The lack of judicial independence undermines the very real progress made in creating legal regimes to support commercial activity. Fortunately, the experience of Squire, Sanders & Dempsey attorneys based in Moscow shows that in 80% of the deals on which our attorneys work, the parties adhere to the agreements that they negotiated. In another 15% the agreements are modified and the parties continue to meet their commitments. Only a few deals break down and result in litigation or, in large matters, in international arbitration.

What will work to upgrade the overall legal climate: (1) exchanges that train young people in international business practices, as mentioned above; (2) inclusion of Russia in the WTO and OECD and in a special relationship leading to ultimate membership in the EU; (3) ongoing active engagement of the EBRD, the IFC and other ILOs in Russia; and (4) the execution of a US-Russian BIT, to name a few. As the experience in Central and Eastern Europe demonstrates, membership in the international organizations requires adherence to international standards including the enactment of conforming legislation and implementation of the legislation once enacted. The ILOs, (as well as private equity funds) when investing in debt or equity in Russian companies, require as a condition of investment, conformance with international standards; they also participate in corporate governance via board directorships. And, arbitration under a BIT is a dramatic teaching tool regarding the niceties of contractual commitments and the obligation of governments not to discriminate against investors or to use regulatory procedures to cause a diminution of the value of their investments. Equally important is the day-to-day role that US and other international partners play managing and operating joint ventures or wholly owned local companies. In short, inclusion in international bodies involved in rule setting regarding trade and investment, expanded activity by ILOs and increased investment -- in both directions will all contribute to an improved investment climate.
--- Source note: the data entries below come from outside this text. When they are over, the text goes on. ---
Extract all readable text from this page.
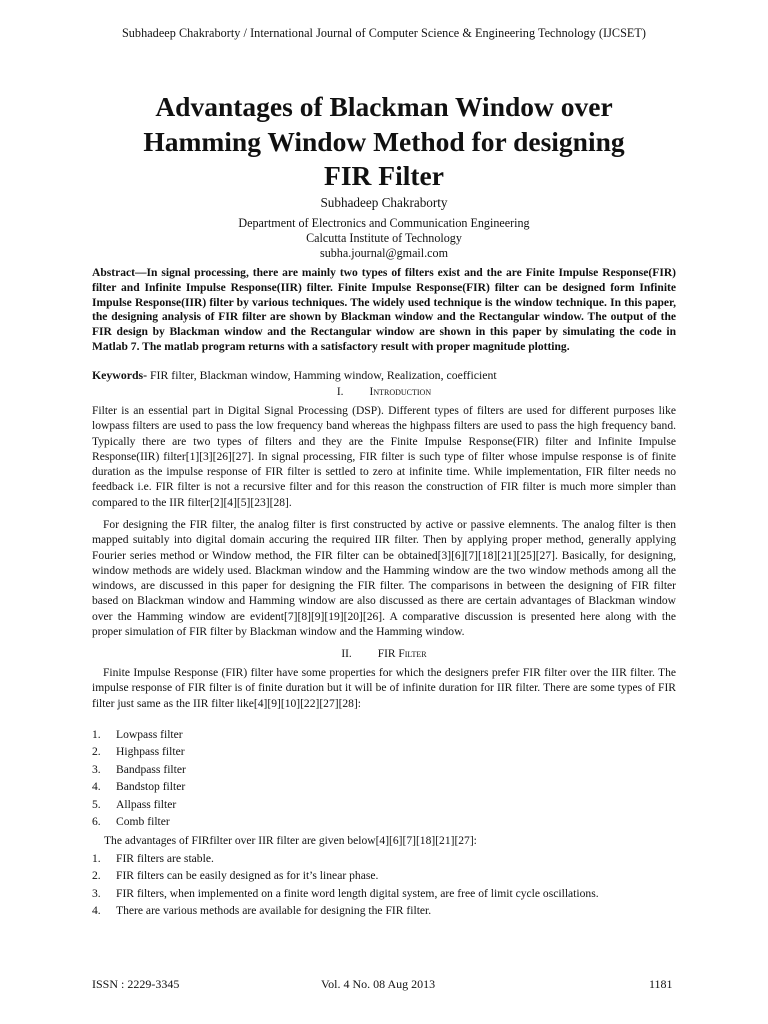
Subhadeep Chakraborty / International Journal of Computer Science & Engineering Technology (IJCSET)
Advantages of Blackman Window over
Hamming Window Method for designing
FIR Filter
Subhadeep Chakraborty
Department of Electronics and Communication Engineering
Calcutta Institute of Technology
subha.journal@gmail.com
Abstract—In signal processing, there are mainly two types of filters exist and the are Finite Impulse Response(FIR) filter and Infinite Impulse Response(IIR) filter. Finite Impulse Response(FIR) filter can be designed form Infinite Impulse Response(IIR) filter by various techniques. The widely used technique is the window technique. In this paper, the designing analysis of FIR filter are shown by Blackman window and the Rectangular window. The output of the FIR design by Blackman window and the Rectangular window are shown in this paper by simulating the code in Matlab 7. The matlab program returns with a satisfactory result with proper magnitude plotting.
Keywords- FIR filter, Blackman window, Hamming window, Realization, coefficient
I. Introduction
Filter is an essential part in Digital Signal Processing (DSP). Different types of filters are used for different purposes like lowpass filters are used to pass the low frequency band whereas the highpass filters are used to pass the high frequency band. Typically there are two types of filters and they are the Finite Impulse Response(FIR) filter and Infinite Impulse Response(IIR) filter[1][3][26][27]. In signal processing, FIR filter is such type of filter whose impulse response is of finite duration as the impulse response of FIR filter is settled to zero at infinite time. While implementation, FIR filter needs no feedback i.e. FIR filter is not a recursive filter and for this reason the construction of FIR filter is much more simpler than compared to the IIR filter[2][4][5][23][28].
For designing the FIR filter, the analog filter is first constructed by active or passive elemnents. The analog filter is then mapped suitably into digital domain accuring the required IIR filter. Then by applying proper method, generally applying Fourier series method or Window method, the FIR filter can be obtained[3][6][7][18][21][25][27]. Basically, for designing, window methods are widely used. Blackman window and the Hamming window are the two window methods among all the windows, are discussed in this paper for designing the FIR filter. The comparisons in between the designing of FIR filter based on Blackman window and Hamming window are also discussed as there are certain advantages of Blackman window over the Hamming window are evident[7][8][9][19][20][26]. A comparative discussion is presented here along with the proper simulation of FIR filter by Blackman window and the Hamming window.
II. FIR Filter
Finite Impulse Response (FIR) filter have some properties for which the designers prefer FIR filter over the IIR filter. The impulse response of FIR filter is of finite duration but it will be of infinite duration for IIR filter. There are some types of FIR filter just same as the IIR filter like[4][9][10][22][27][28]:
1. Lowpass filter
2. Highpass filter
3. Bandpass filter
4. Bandstop filter
5. Allpass filter
6. Comb filter
The advantages of FIRfilter over IIR filter are given below[4][6][7][18][21][27]:
1. FIR filters are stable.
2. FIR filters can be easily designed as for it’s linear phase.
3. FIR filters, when implemented on a finite word length digital system, are free of limit cycle oscillations.
4. There are various methods are available for designing the FIR filter.
ISSN : 2229-3345	Vol. 4 No. 08 Aug 2013	1181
Fortunately, the agenda described above has been incorporated in part in the joint statement released by Presidents Obama and Medvedev in London on April 1, 2009. Their statement referred to a shared position on addressing the global economic crisis, and renewed focus on economic links, including the creation of a bi-lateral intergovernmental commission on trade and economic cooperation, a commitment to finalize Russia’s accession to the WTO as soon as possible and other efforts to create “favorable conditions for the development of Russia-US economic ties.” The two presidents also committed to implement the Global Energy Security Principles, including energy efficiency and the development of clean energy technologies.